For now, it's me, my crackerjack radiation techs, and my "tub of love", as Josie Maran likes to call her argan oil body butter. If it saves my skin from melting off my body, I promise to buy a case of it.


Friday, February 6, 2015

Radiation, Week 1

Just a quick check-in after five roastings. So far, so good, but from the waiting room-chatter, this is the calm before the storm.

The hardest part, to be quite honest, is having to hold my arms above my head during the treatment. My left arm is still numb in places, and the pulling sensation I get when I raise it above my head is strong. My swelling seems to have stabilized, and I don't see my physical therapist again until February 18.

Now onto more humorous endeavors. The picture above is Michael Richards as Kramer in "Seinfeld". He got so obsessed with tanning that his friends thought he was roasting himself like a turkey. Who better to be the patron saint of roasting than him?

Have a great weekend.


Wednesday, February 4, 2015

Boob Talk

My obsession with YouTube beauty gurus took an interesting turn tonight. The two girls, women actually, pictured above, are Essie Button (left), and Amelia Liana. They are two of the more entertaining beauty gurus I've stumbled across recently. What Lisa Eldridge provides in beauty knowledge, these two take a step further by making it entertaining. As much as I love Lisa, there are times when I yearn for more than just watching her fluff blusher onto her cheeks with a hideously expensive Japanese makeup brush against a white backdrop.

In the video, Essie and Liana talk about what it's like to have boobs. They've also talked about their periods, and other female topics that no longer apply to me, but all the same, I find them sweetly endearing. They also make me wonder what life would have been like if YouTube existed 25 years ago, when I was roughly their age.

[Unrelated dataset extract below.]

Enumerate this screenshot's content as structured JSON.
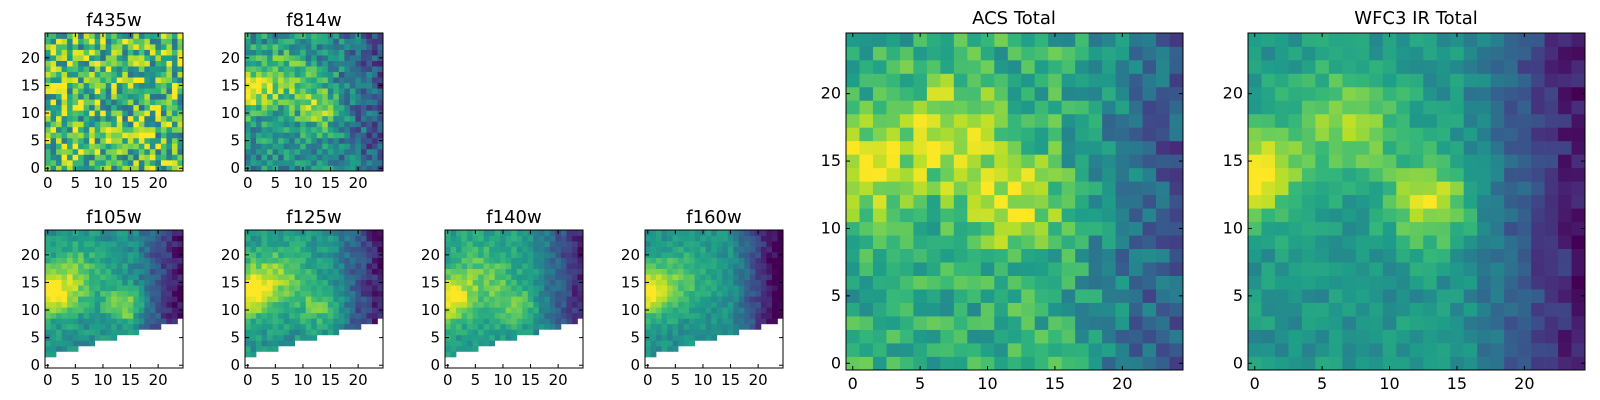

For the longest time, my opinion of YouTube was not a very positive one, until I discovered these girls/women making themselves up for tens, sometimes hundreds of thousands (and millions in some cases) of subscribers. These videos got me over some seriously rough patches as I recovered from my mastectomy, and dealt with all those detestable chemo treatments. 

While some of the YouTube girls/women are, shall we say, a little clueless in the life department, and could use a bit of help with diction and grammar, these two are the real deal. What made me want to write about them was their authenticity, which reminded me of the W.H. Auden quote I used in my previous post. 

Two women discussing their breasts can be a bit off-putting, especially when the complaints start flying, and the topic turns to boob jobs and wanting to look like Pamela Anderson did in Baywatch. That's not what these two did. Their honesty and humor while discussing boobs was so refreshing, it made me forget that my own set is likely compost by now. I wanted to join in and regale them with stories of my own first bra, how once I fell out of a strapless bra at a sweet sixteen, and got molested in a lingerie shop by a bra fitter who got frustrated because my nipples refused to hold their position in the center of the cups. 

All women have stories about their breasts, regardless of how old we are, or if we even have breasts anymore. Not having breasts doesn't mean you're no longer a woman, and what brought a tear of happiness to my eye was that these girls get it. They're half my age, and they get it. They're also earning major scratch making these videos, but that's a conversation for another day, on another blog. 

The income thing notwithstanding, my faith in womanhood has been bolstered a bit, thanks to Essie and Amelia. They understand that your endowments can be a blessing and a curse, but they're not representative of who you really are.